I was recently asked somewhat incredulously, "You make all J baby food, don't you?" And it caught me a little off guard. It's a little odd to me that even though most people "make" most of their own food (by make, I mean prepare, of course), it's so unusual for someone to make baby food. So, let me just clarify. I don't slave away, pureeing lots of little jars of goo. At dinner time, I make sure I include something in our meal that J can eat. And when we sit down at the table, I take some lima beans out of our soup, or rice from our stir fry, or apples or carrots or whatever, and drop it in the little baby food mill, and voila.
This does mean, that she gets seasoned food, which is fine by me. I don't give her anything too spicy or salty, but the girl loves garlic. Of course, we are also big fans of those puffs that dissolve in your mouth - which is so convenient when you go out. I'm not opposed to pre-made baby foods, but I definitely think this simple little food mill is worth more than it's very low price. (Thanks, Tara!)
3.24.2009
Taco Salad
We tried a new variation of taco salad last night because we didn't have our usual ingredients around - it turned out really nice, and pretty healthy, so here it is. Sorry no measurements, just handfuls of this and that.

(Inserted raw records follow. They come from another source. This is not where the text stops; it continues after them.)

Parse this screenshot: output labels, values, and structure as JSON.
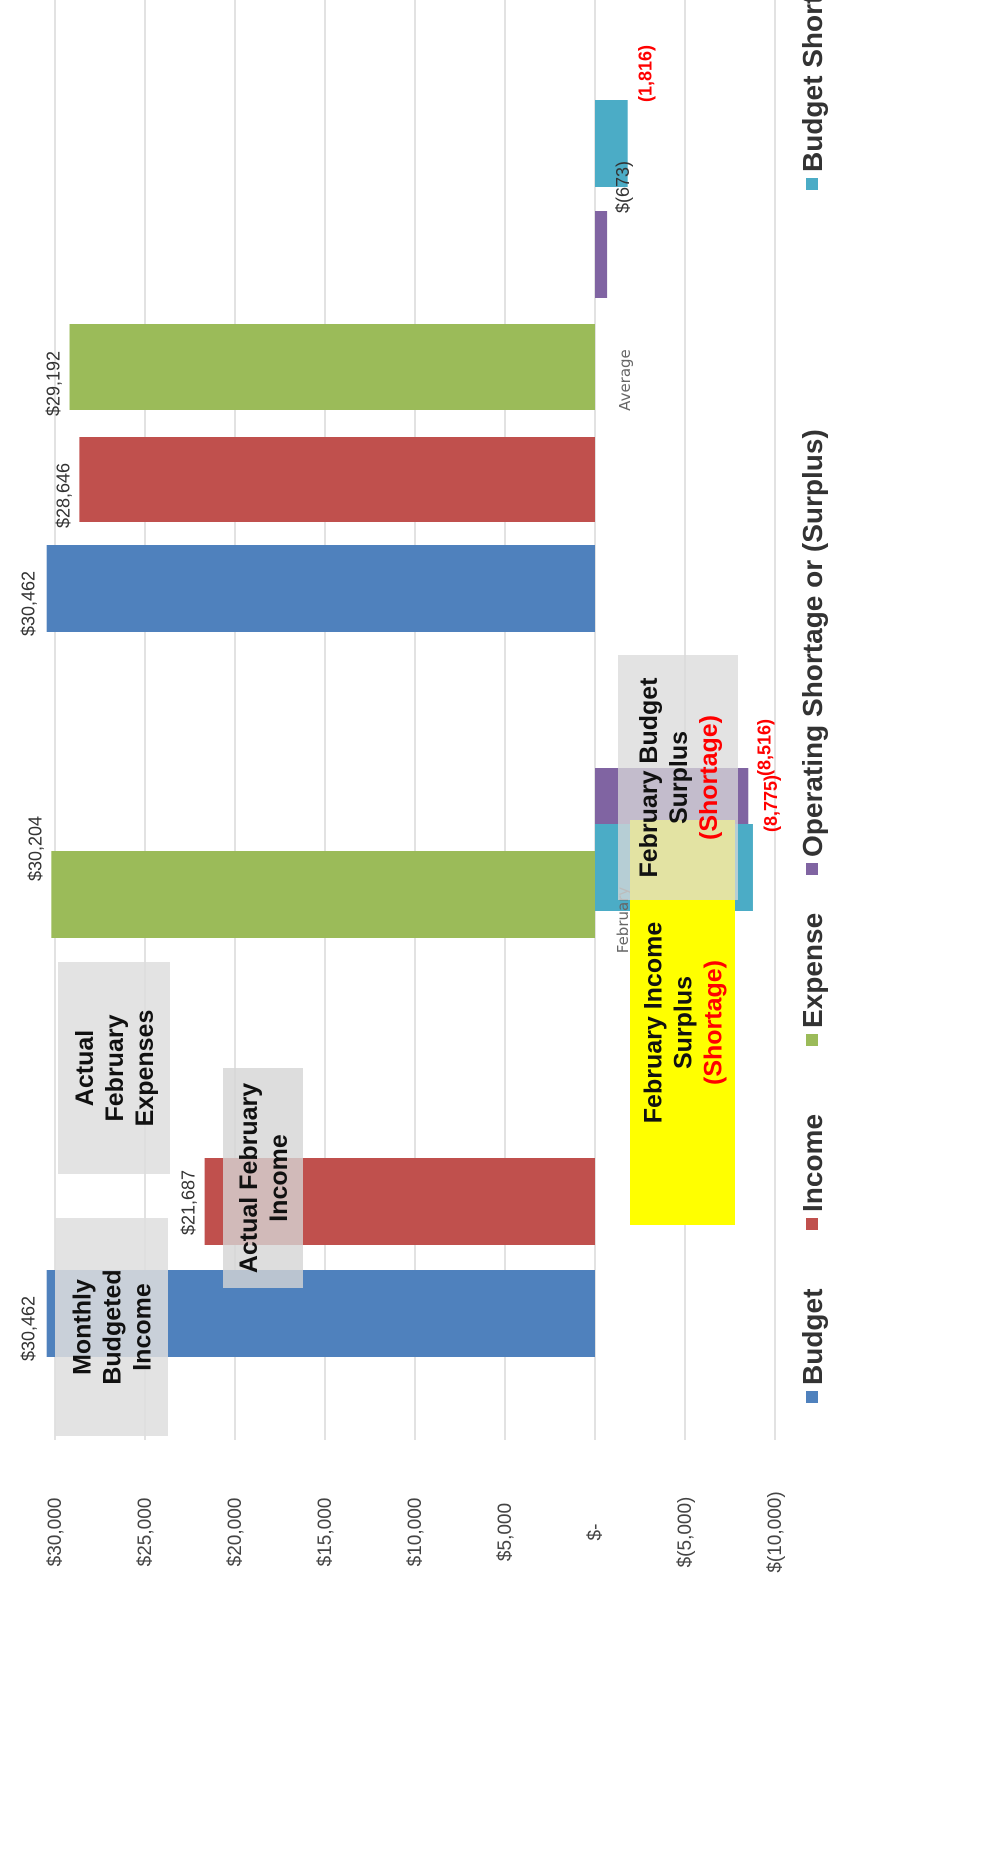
{
  "chart_data": {
    "type": "bar",
    "orientation": "vertical bars, rotated page",
    "categories": [
      "February",
      "Average"
    ],
    "series": [
      {
        "name": "Budget",
        "color": "#4f81bd",
        "values": [
          30462,
          30462
        ],
        "labels": [
          "$30,462",
          "$30,462"
        ]
      },
      {
        "name": "Income",
        "color": "#c0504d",
        "values": [
          21687,
          28646
        ],
        "labels": [
          "$21,687",
          "$28,646"
        ]
      },
      {
        "name": "Expense",
        "color": "#9bbb59",
        "values": [
          30204,
          29192
        ],
        "labels": [
          "$30,204",
          "$29,192"
        ]
      },
      {
        "name": "Operating Shortage or  (Surplus)",
        "color": "#8064a2",
        "values": [
          -8516,
          -673
        ],
        "labels": [
          "(8,516)",
          "$(673)"
        ]
      },
      {
        "name": "Budget Shortage",
        "color": "#4bacc6",
        "values": [
          -8775,
          -1816
        ],
        "labels": [
          "(8,775)",
          "(1,816)"
        ]
      }
    ],
    "y_ticks": [
      {
        "value": 30000,
        "label": "$30,000"
      },
      {
        "value": 25000,
        "label": "$25,000"
      },
      {
        "value": 20000,
        "label": "$20,000"
      },
      {
        "value": 15000,
        "label": "$15,000"
      },
      {
        "value": 10000,
        "label": "$10,000"
      },
      {
        "value": 5000,
        "label": "$5,000"
      },
      {
        "value": 0,
        "label": "$-"
      },
      {
        "value": -5000,
        "label": "$(5,000)"
      },
      {
        "value": -10000,
        "label": "$(10,000)"
      }
    ],
    "ylim": [
      -10000,
      30000
    ],
    "grid": true,
    "legend_position": "bottom",
    "annotations": [
      {
        "id": "monthly-budgeted-income",
        "lines": [
          "Monthly",
          "Budgeted",
          "Income"
        ],
        "style": "gray-box"
      },
      {
        "id": "actual-february-income",
        "lines": [
          "Actual February",
          "Income"
        ],
        "style": "gray-box"
      },
      {
        "id": "actual-february-expenses",
        "lines": [
          "Actual",
          "February",
          "Expenses"
        ],
        "style": "gray-box"
      },
      {
        "id": "february-income-surplus",
        "lines": [
          "February  Income",
          "Surplus",
          "(Shortage)"
        ],
        "red_line": 2,
        "style": "yellow-box"
      },
      {
        "id": "february-budget-surplus",
        "lines": [
          "February Budget",
          "Surplus",
          "(Shortage)"
        ],
        "red_line": 2,
        "style": "gray-box"
      }
    ]
  }
}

heat 1 can of black beans in skillet with a little garlic and taco seasoning. Let it cool a little, then toss with the rest of the ingredients: tortilla chips; fresh spinach (we always use spinach instead of lettuce now - it's easier on our tummies and healthier, too); diced fresh tomato, onion, green pepper, and a half to whole avacado; and a nice handful of chopped fresh cilantro. Top it all with a red french dressing.
You could probably make lots of substitutions here, but don't skip the fresh cilantro or french dressing. They pretty much make it. It would be even healthier if I made my own french dressing, which I'm considering - we just don't use it that often. Although if I could make a very small amount, then it would be better that having to keep it on hand.
Also, did you notice my sweet new orange bowl? I got a nice set of vintage Pyrex mixing bowls in yellows and oranges at our latest Associates Sale (a local rummage sale) for a steal. Gorgeous!
1.20.2009
Beer Bread
I've got some sourdough starters going (more details later), but since I won't be able to make bread from them for awhile I thought I'd give this a try. I googled around for recipes, and no matter where I looked they were pretty much all the same:
1 12 oz beer
3 Tbsp sugar
3 cups self-rising flour
mix dry ingredients, then add beer. Stir with wooden spoon, then your hands. Bake in a greased loaf pan at 425 degrees for 50-60 minutes.
I got this bottle of imported Belgian beer because I was told it's a really good beer, and I love good ingredients. The whole thing mixed up in just a few minutes, and since I baked mine in my iron skillet instead of a loaf pan, it only took about 30 minutes to bake. It has a great yeasty smell and wonderful flavor. It's hard on the outside and really soft and moist inside. It was great toasted with butter. All in all, it was a really easy to make and turned out incredible. So my first completed alternatively-leavened bread is a big success!